Lush

I've been working on lots of small personal projects lately, nothing really finished, mostly just getting started. Lots of potential but I haven't been posting much here either. The garden is so ridiculously lush right now it's amazing. We had to cut back some plants because they were overwhelming everything else, which felt sad, but also yay for gardening successes.

I'd bought some refillable Molotow acrylic markers and then felt nervous about actually using them. The usual thing of 'buying the nice paper' and then not using it because it's the nice paper and you don't want to waste it. I'm really trying to get over that and just do things and make things. So I've done a few things with the markers:

Lettering using a Molotow acrylic marker, based on an Albrecht Durer alphabet.
I was feeling overwhelmed and the first line of this poem came into my head. The rest of the poem doesn't apply to my situation, but sometimes, just can we just… stop.

I've taken photos in the garden of course, and gone for a few walks and taken photos in various places too.

Two screens, one round and one rectangular showing the same image of a rose, both are connected to a Raspberry Pi
They work!

I've been planning a few computery projects. One is a bit of fun and will use the round screen above, the other is to create a writing computer, something with limited functionality and possibly no internet or network connection. I've been getting increasingly frustrated by every app and every device popping up and interrupting me demanding updates.

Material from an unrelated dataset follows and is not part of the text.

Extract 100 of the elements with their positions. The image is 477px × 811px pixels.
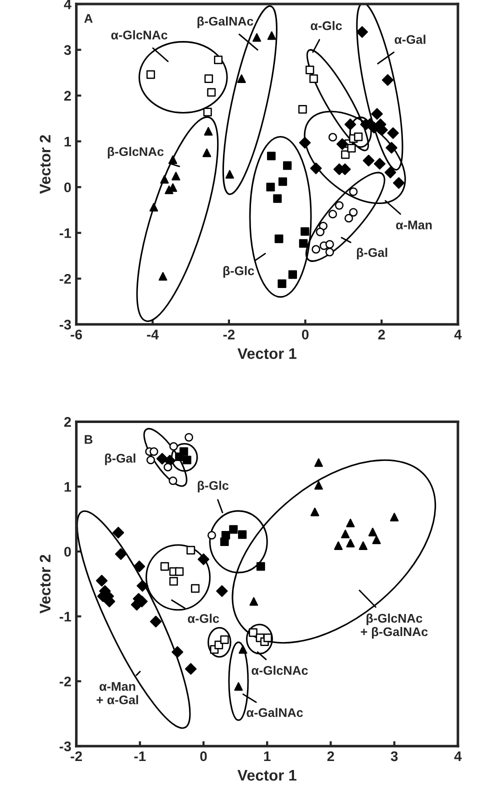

We create the need for constant security updates by hanging the bare arses of our computers out in public on the internet all the time (ha, sorry). If we don't connect a computer to the network, it's a lot less exposed. If I was only ever to use it to write on, and never introduce anything from outside, well, so much the better. I remember my Dad editing his club magazine on a computer that didn't have a hard drive, it booted from one floppy disk and saved files to another. Then he printed it out. It never changed. No updates, ever. Once you learned how it worked, that was it. Wonderful. Speaking as a software designer whose career has been built on changing and updating software this might seem a bit rich, but minimising that disruption is a big part of my design job now. Maybe I can make up for some of the annoyance I must have caused over the years.

Anyway, I'm going to build a limited computer.